Но эта лампа была керосиновая.
Стук! Упало стекло, покатилось по столу и со звоном разбилось об пол. Из лампы выплеснулась лужа горящего керосина. Он мгновенно проник во все щели, и огненные капли полетели под стол, взрываясь, как крохотные бомбочки.
Митька схватил с топчана ватник и набросил на стол. Без воздуха огонь задохнется.
Огненные бомбочки продолжали капать, и второй ватник он бросил под стол. Это была еще одна ошибка, потому что теперь закапало на ватник. Неизвестно, куда в нем лазил молодой трелевщик, только ватник насквозь пропитался машинным маслом. Он мгновенно вспыхнул.
Хватая ватник за не успевший заняться рукав, Митька увидел, что уже и доски пола начинают гореть.
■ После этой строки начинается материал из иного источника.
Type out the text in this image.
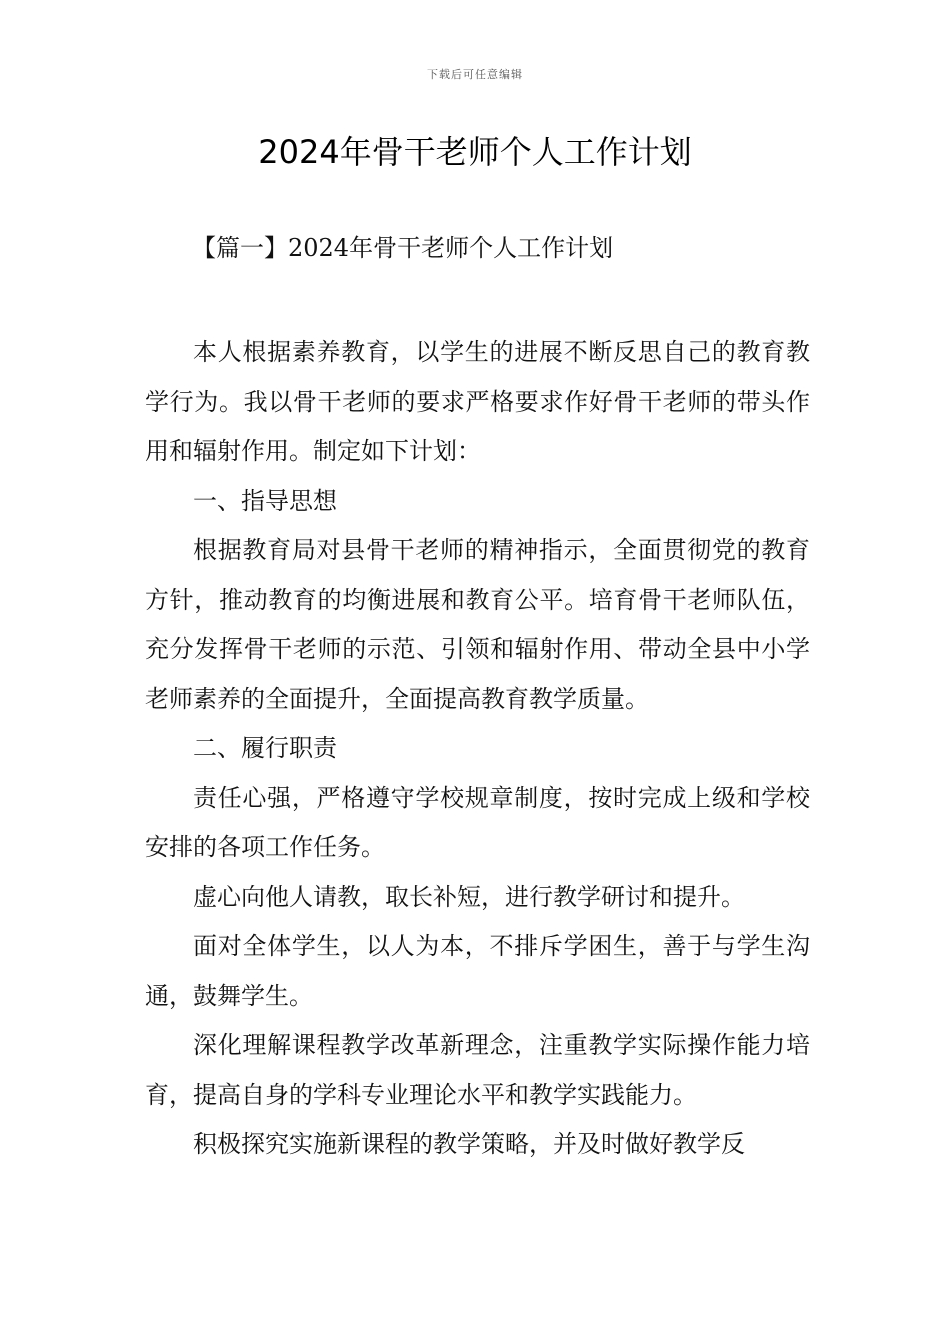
下载后可任意编辑
2024年骨干老师个人工作计划
【篇一】2024年骨干老师个人工作计划

本人根据素养教育，以学生的进展不断反思自己的教育教学行为。我以骨干老师的要求严格要求作好骨干老师的带头作用和辐射作用。制定如下计划：

一、指导思想

根据教育局对县骨干老师的精神指示，全面贯彻党的教育方针，推动教育的均衡进展和教育公平。培育骨干老师队伍，充分发挥骨干老师的示范、引领和辐射作用、带动全县中小学老师素养的全面提升，全面提高教育教学质量。

二、履行职责

责任心强，严格遵守学校规章制度，按时完成上级和学校安排的各项工作任务。

虚心向他人请教，取长补短，进行教学研讨和提升。

面对全体学生，以人为本，不排斥学困生，善于与学生沟通，鼓舞学生。

深化理解课程教学改革新理念，注重教学实际操作能力培育，提高自身的学科专业理论水平和教学实践能力。

积极探究实施新课程的教学策略，并及时做好教学反
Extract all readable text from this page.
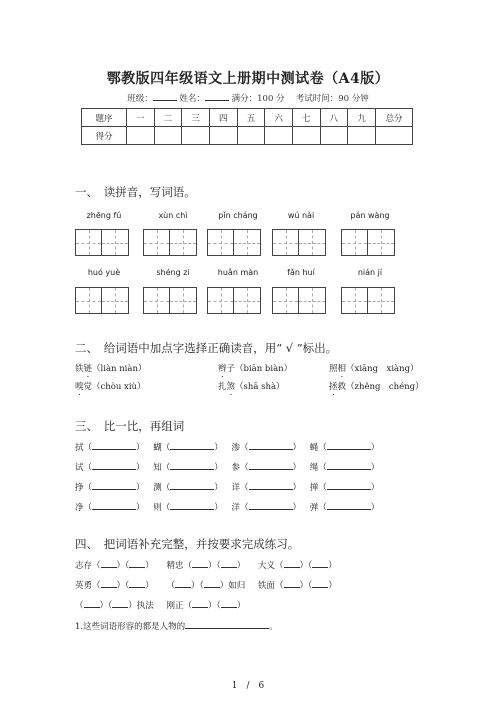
鄂教版四年级语文上册期中测试卷（A4版）
班级：	姓名：	满分：100 分　 考试时间：90 分钟
题序	一	二	三	四	五	六	七	八	九	总分
得分										
一、　读拼音，写词语。
zhēng fú	xùn chì	pǐn cháng	wú nài	pán wàng
huó yuè	shéng zi	huǎn màn	fǎn huí	nián jí
二、　给词语中加点字选择正确读音，用“ √ ”标出。
铁链（liàn niàn）	辫子（biān biàn）	照相（xiāng　xiàng）
嗅觉（chòu xiù）	扎煞（shā shà）	拯救（zhěng　chéng）
三、　比一比，再组词
拭（	） 蝴（	） 渗（	） 蝇（	）
试（	） 知（	） 参（	） 绳（	）
挣（	） 测（	） 详（	） 掸（	）
净（	） 则（	） 洋（	） 弹（	）
四、　把词语补充完整，并按要求完成练习。
志存（ ）（ ） 精忠（ ）（ ） 大义（ ）（ ）
英勇（ ）（ ） （ ）（ ）如归 铁面（ ）（ ）
（ ）（ ）执法 刚正（ ）（ ）
1.这些词语形容的都是人物的	。
1　/　6
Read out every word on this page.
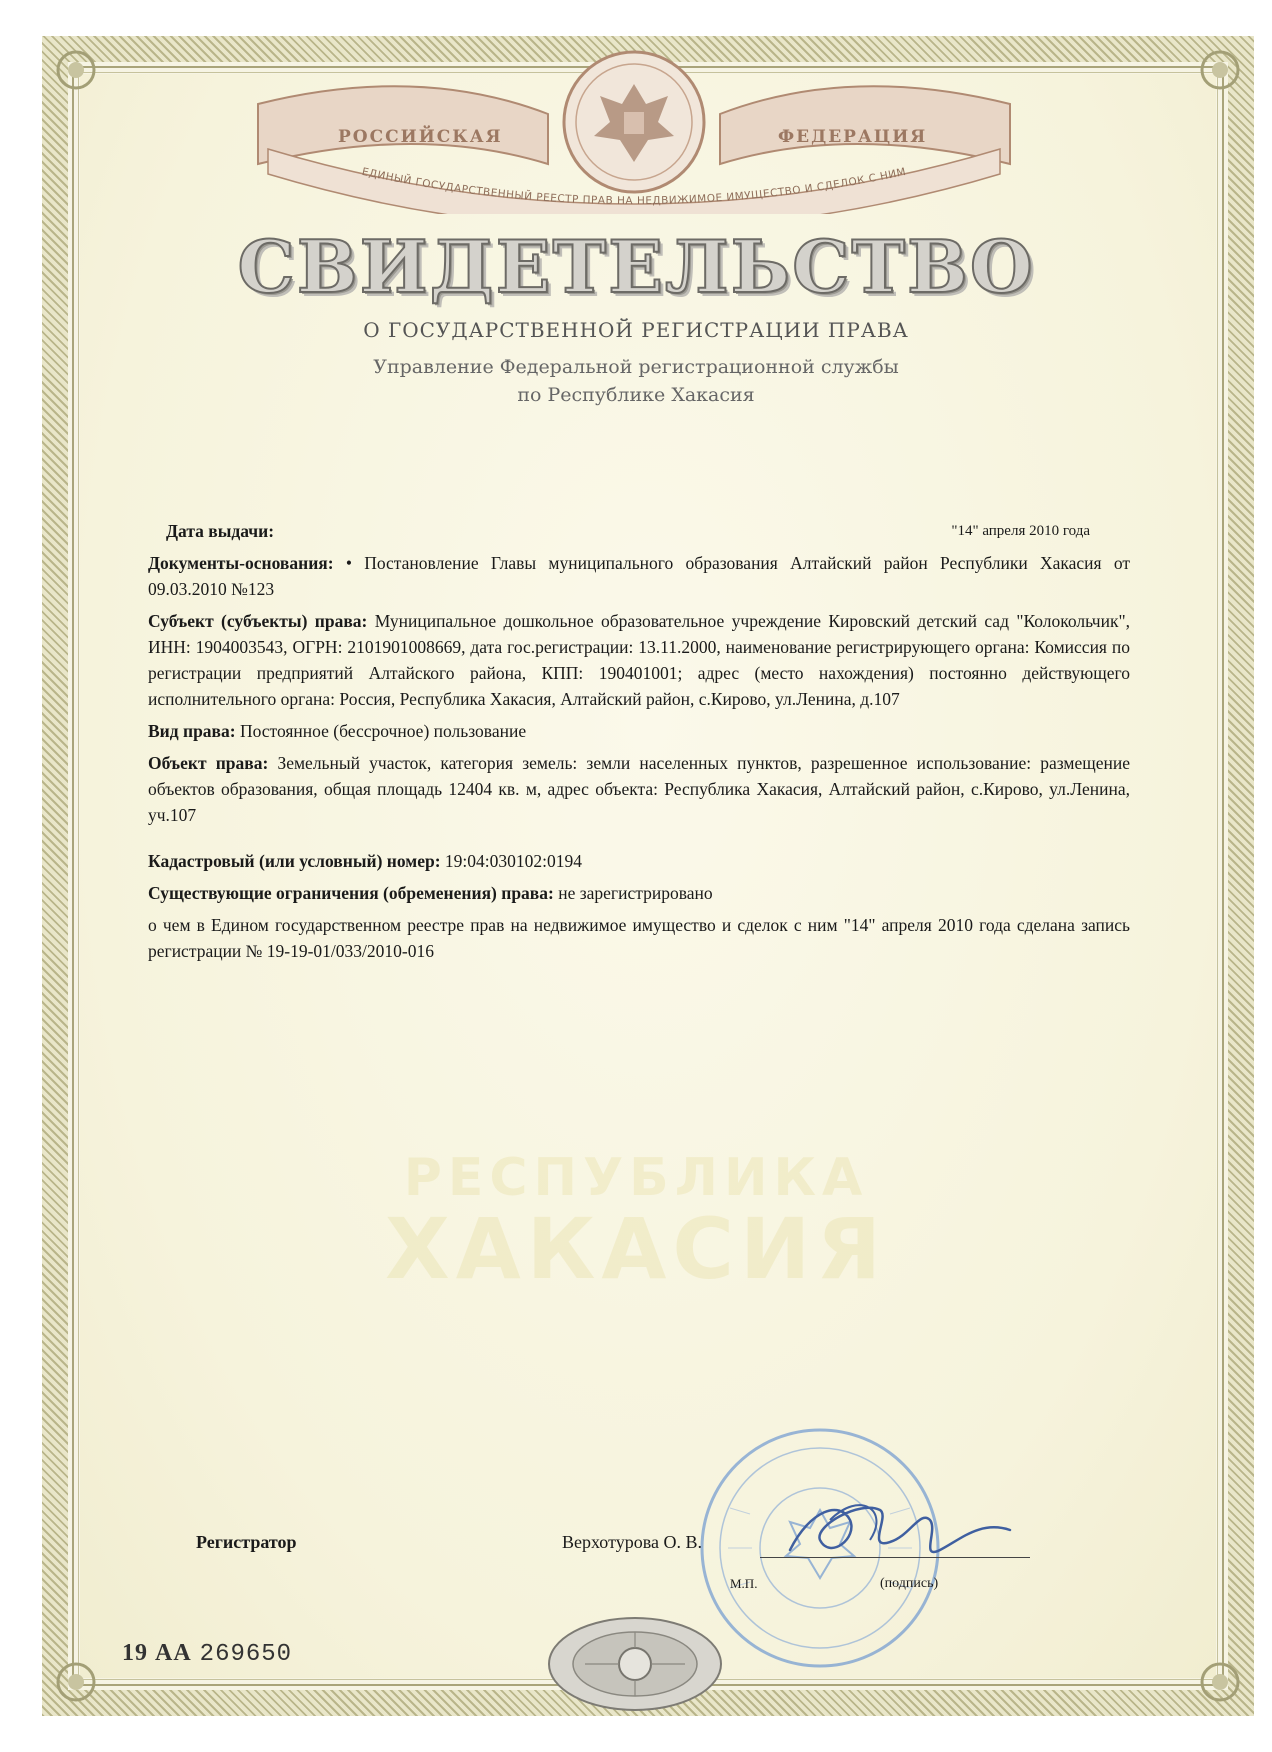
РЕСПУБЛИКА
ХАКАСИЯ
РОССИЙСКАЯ	ФЕДЕРАЦИЯ
ЕДИНЫЙ ГОСУДАРСТВЕННЫЙ РЕЕСТР ПРАВ НА НЕДВИЖИМОЕ ИМУЩЕСТВО И СДЕЛОК С НИМ
СВИДЕТЕЛЬСТВО
О ГОСУДАРСТВЕННОЙ РЕГИСТРАЦИИ ПРАВА
Управление Федеральной регистрационной службы
по Республике Хакасия
Дата выдачи:	"14" апреля 2010 года
Документы-основания: • Постановление Главы муниципального образования Алтайский район Республики Хакасия от 09.03.2010 №123
Субъект (субъекты) права: Муниципальное дошкольное образовательное учреждение Кировский детский сад "Колокольчик", ИНН: 1904003543, ОГРН: 2101901008669, дата гос.регистрации: 13.11.2000, наименование регистрирующего органа: Комиссия по регистрации предприятий Алтайского района, КПП: 190401001; адрес (место нахождения) постоянно действующего исполнительного органа: Россия, Республика Хакасия, Алтайский район, с.Кирово, ул.Ленина, д.107
Вид права: Постоянное (бессрочное) пользование
Объект права: Земельный участок, категория земель: земли населенных пунктов, разрешенное использование: размещение объектов образования, общая площадь 12404 кв. м, адрес объекта: Республика Хакасия, Алтайский район, с.Кирово, ул.Ленина, уч.107
Кадастровый (или условный) номер: 19:04:030102:0194
Существующие ограничения (обременения) права: не зарегистрировано
о чем в Едином государственном реестре прав на недвижимое имущество и сделок с ним "14" апреля 2010 года сделана запись регистрации № 19-19-01/033/2010-016
Регистратор	Верхотурова О. В.
М.П.	(подпись)
19 АА 269650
Огонь юркнул по рукаву, и полыхающий ватник пришлось бросить. Митька пинками прогнал его через сени, отфутболил с крыльца и стал затаптывать.
В сенях горело. Огонь взвился по куче банных веников из пересохших березовых прутьев с листьями. Рядом стояла канистра с керосином, и огонь уже лизал ее, как будто пробуя на язык перед тем, как нырнуть в щель под пробкой. Митька теперь видел, что в прошлый раз в потемках плохо ее закрыл. Пробка не завинчивалась, а запиралась на застежку; один зубчик попал мимо петельки, и пробку перекосило.
Из-за дурацкого зубчика пришлось бежать, оставляя то немногое, что было у Митьки с Линой. Будь канистра закрыта как следует, Блинков-младший не побоялся бы выхватить ее из огня. Но пролезть в щель под пробкой огонь мог за мгновение.